There’s nothing sexy about being reliable. For well over a decade Spoon has been a perfect model of consistency, churning out quality slabs of its singular brand of minimal, groove-based indie rock every couple years. The band has slowly built up a lot of love in doing so, but you can’t help but wonder how big its star would be with both a masterpiece and an abomination to its name. Its latest, Transference, isn’t either of those things; it’s just another solid entry into a roundly impressive catalogue.

The album isn’t just a rehash of Spoon’s previous work though. After making an unabashed pop statement with 2007’s Ga Ga Ga Ga Ga, Britt Daniel and company choose to retreat behind the soundboard, creating their most idiosyncratic, amorphous album in the process.

Indeed, the studio is the most noticeable element of Transference.
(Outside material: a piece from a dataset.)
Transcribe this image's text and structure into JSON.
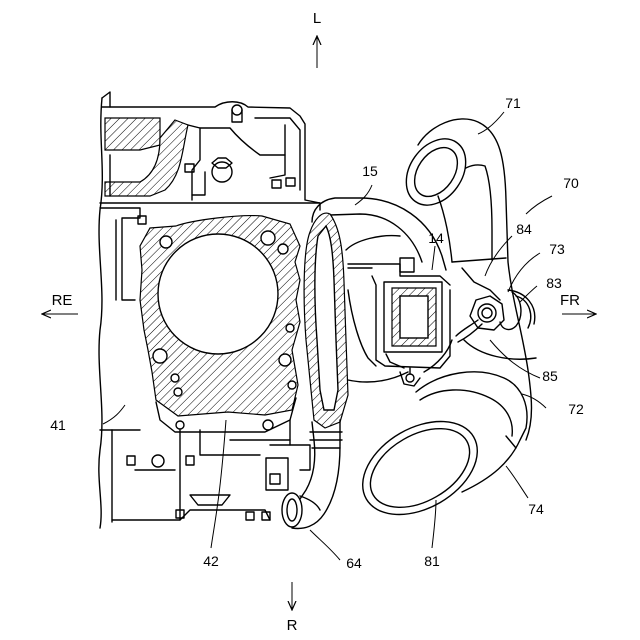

The band has long been obsessed with messing around behind the mixing board — as evidenced by the continual presence of studio chatter and deliberate flubs throughout its career — but here it fully enters the realm of headphone candy. Transference is full of bizarre little production tricks. Vocals are chopped off mid-syllable, waves of possibly backward mumbles rise up and disappear, instruments recklessly flit between channels, whole songs are given a warped vinyl wobble.

It’s to the band’s credit that it integrates its newfound studio trickery into the scrappy, groove-riding Spoon lockstep seamlessly. The aural flourishes only augment Daniel’s songwriting and never detract from the shaggy dog appeal that has served the band so well along its path to become indie rock’s most dependable players.